Grunge.com / Journalism & Written 2021 / Portrayal 1

 

Many people view Cobain as a fragile-hearted poet who shattered under the pressure of undesired fame. It's a compelling narrative, but Time argued there's more to the story. Nirvana's ex-manager Danny Goldberg said Cobain "definitely wanted to be famous" and "worked assiduously" to build Nirvana's popularity. Moreover, Cobain's emotional fissures started showing years before Nirvana rocketed to superstardom with its 1991 album Nevermind.

 

In 1989 Cobain had a nervous breakdown while performing in Rome. As detailed by Rolling Stone, Nirvana was promoting its first album, Bleach, when Cobain suddenly smashed his guitar, ascended a dangerously high stack of amps, and threatened to jump.
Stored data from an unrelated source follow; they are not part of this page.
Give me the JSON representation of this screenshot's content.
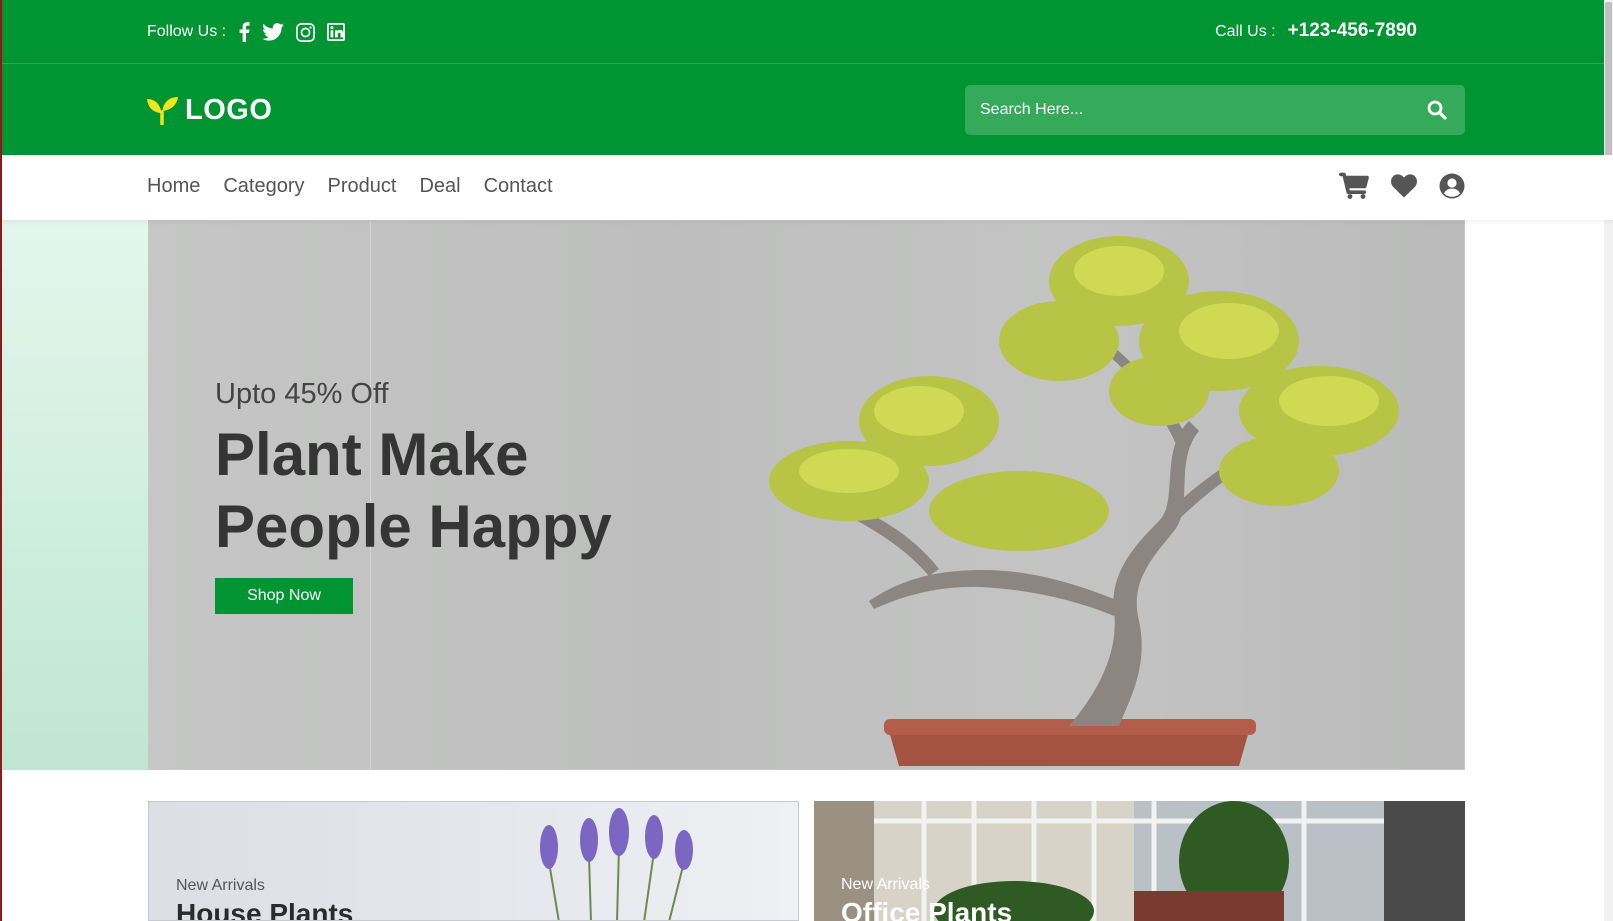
{
  "topbar": {
    "follow_label": "Follow Us :",
    "social_icons": [
      "facebook-icon",
      "twitter-icon",
      "instagram-icon",
      "linkedin-icon"
    ],
    "call_label": "Call Us :",
    "phone": "+123-456-7890"
  },
  "header": {
    "logo_text": "LOGO",
    "search_placeholder": "Search Here..."
  },
  "nav": {
    "links": [
      "Home",
      "Category",
      "Product",
      "Deal",
      "Contact"
    ],
    "icons": [
      "cart-icon",
      "heart-icon",
      "user-icon"
    ]
  },
  "hero": {
    "subtitle": "Upto 45% Off",
    "title": "Plant Make People Happy",
    "button": "Shop Now"
  },
  "cards": [
    {
      "subtitle": "New Arrivals",
      "title": "House Plants"
    },
    {
      "subtitle": "New Arrivals",
      "title": "Office Plants"
    }
  ],
  "colors": {
    "primary": "#009432",
    "search_bg": "#35aa5b",
    "text_dark": "#353535",
    "nav_text": "#555555"
  }
}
He was dissuaded from doing so but seemed intent on splitting up the band.

 

The documentary Montage of Heck has suggested that the singer attempted suicide as a teenager by lying across train tracks, which Cobain described in an audiotape he made in 1988. Multiple people who knew the musician, including Nirvana's Krist Novoselic, Cobain's wife Courtney Love, and former schoolmate Buzz Osborne have expressed doubts that it actually occurred, and documentary creator Brett Morgan acknowledged that his goal was to present "an emotional truth." However, the facts suggest that Cobain struggled with suicidal ideation long before his spotlight turned incandescent.

 

 

Grunge.com / Journalism & Written 2021 / Portrayal 2

 

 

 

Heavier Than Heaven, one of rock's most beloved men "first locked eyes" with one of rock's most hated women at a nightclub in Oregon in 1990, "and within 30 seconds they were tussling on the floor." Nirvana was booked to play and Courtney Love had a friend with personal ties to the opening act. Love took a playful jab at Cobain's appearance, and he retaliated with flirtatious wrestling (literally).

 

For Cobain, it was lust at first sight. Love became infatuated after listening to Nirvana's music and taking the time to notice "how cute Kurt was." They met again in 1991 and discovered they both enjoyed guzzling cough syrup. Love would later say they "bonded over pharmaceuticals." Before long, they bonded physically, and in February 1992, they got married on a cliff in Waikiki. Several months later, Love gave birth to their daughter. The rest is hearsay.

 

Cobain characterized his relationship with Love as a union of opposites, "like Evian water and battery acid." Many call it a case of fly meets spider, with Love as the conniving arachnid. However, Michael Azerrad, who wrote the Nirvana biography Come As You Are, cast doubt on that assessment: "Kurt had a very strong will and was not easily pushed around. Unless you can do a Vulcan mind meld with Courtney, I would think twice about second-guessing her motives."

 

Nirvana's third and final studio album In Utero contains a track referencing 1930s actress Frances Farmer. Per NME, Cobain likened himself to Farmer, partly because of the negative press they both received. Perhaps he also compared the actress to Courtney Love, who married Cobain while wearing a dress once owned by Farmer and who received so much unflattering coverage that Cobain threatened to end Nirvana.

 

As the LA Times described, in 1992 rumors emerged that Cobain was at Death's door after overdosing on drugs. The singer mocked the gossip during a U.K. music festival by wearing a wig and a hospital gown (shown above) and feigning collapse. When addressing claims made about his wife, he was far less flippant, telling the audience, "There have been some pretty extreme things written about us and especially my wife. She thinks everybody hates her now."

 

On September 1, two days after the festival, Vanity Fair published an article insinuating that Love got her husband hooked on heroin and heavily implying that she used the drug while pregnant with their daughter, Frances. As a result, Frances was briefly taken from the couple. (Love eventually admitted to taking heroin before realizing she was pregnant.) Horrified, Cobain wrote a letter to boss David Geffen in which he decried the Vanity Fair piece as "a crucifixion" and voiced his desire to exit the sour limelight. As Cobain emphatically put it, "f*ck Nirvana."